As per latest reports from the island nation, one of the suicide bombers behind the Sunday massacre in Sri Lanka was an Australian. The serial blasts killed 359 people including 39 foreign nationals in what is being termed as the deadliest attack post 9/11.
Islamic State on Tuesday claimed responsibility for the attacks.
This was confirmed by Sri Lanka’s deputy defence minister Ruwan Wijewardene, who said that the bomber went to university in the UK and then in Australia.
More than 60 people have been detained in connection with the blasts.
Meanwhile, another bomb blast rocked the capital city of Colombo on Wednesday, near Savoy cinema. Mr Wijewardene said police carried out a controlled explosion while investigating a suspicious motorbike parked outside the cinema.
On Monday night also, a van parked near St Anthony’s Shrine exploded as police attempted to defuse three bombs discovered inside. However, no injuries were reported.
On Sunday, suicide bombers struck six locations. Hotels the Shangri-La, Cinnamon Grand and Kingsbury hotels and churches namely, St Anthony’s Shrine in Colombo, St Sebastian’s church in Negombo and Zion Church in Batticaloa.
Two more bombs exploded hours later, one near an overpass on the outskirts of Colombo and another at a safe house near that blast, killing three police officers.
Mr Wijewardene said many of the suspects were “well educated and come from upper middle class and so they are financially independent. That’s a worrying factor in this because some of them have studied in various other countries.”
“They hold degrees.
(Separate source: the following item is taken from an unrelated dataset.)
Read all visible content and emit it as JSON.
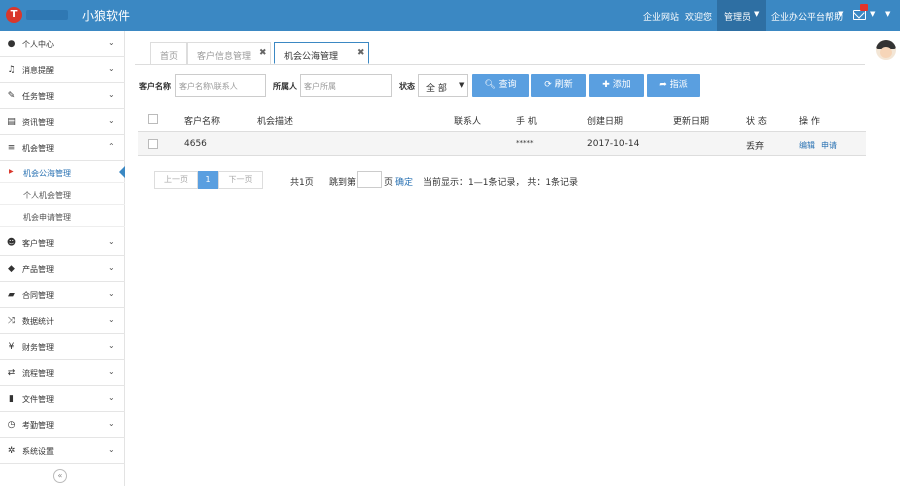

We believe one of the suicide bombers studied in the UK and later on did his postgraduate in Australia before coming back to Sri Lanka.”
He also confirmed that quite a few of the identified bombers had previously been in police custody.
“Yes, some of them I think on earlier incidents have been taken into custody and on small skirmishes … but nothing to this magnitude before,” he said.
Sri Lanka declared a state of emergency from midnight on Monday, giving police and military expanded power to detain suspects.
Mr Wijewardene admitted there was “definitely a lapse of intelligence”, saying the government “has to take responsibility”.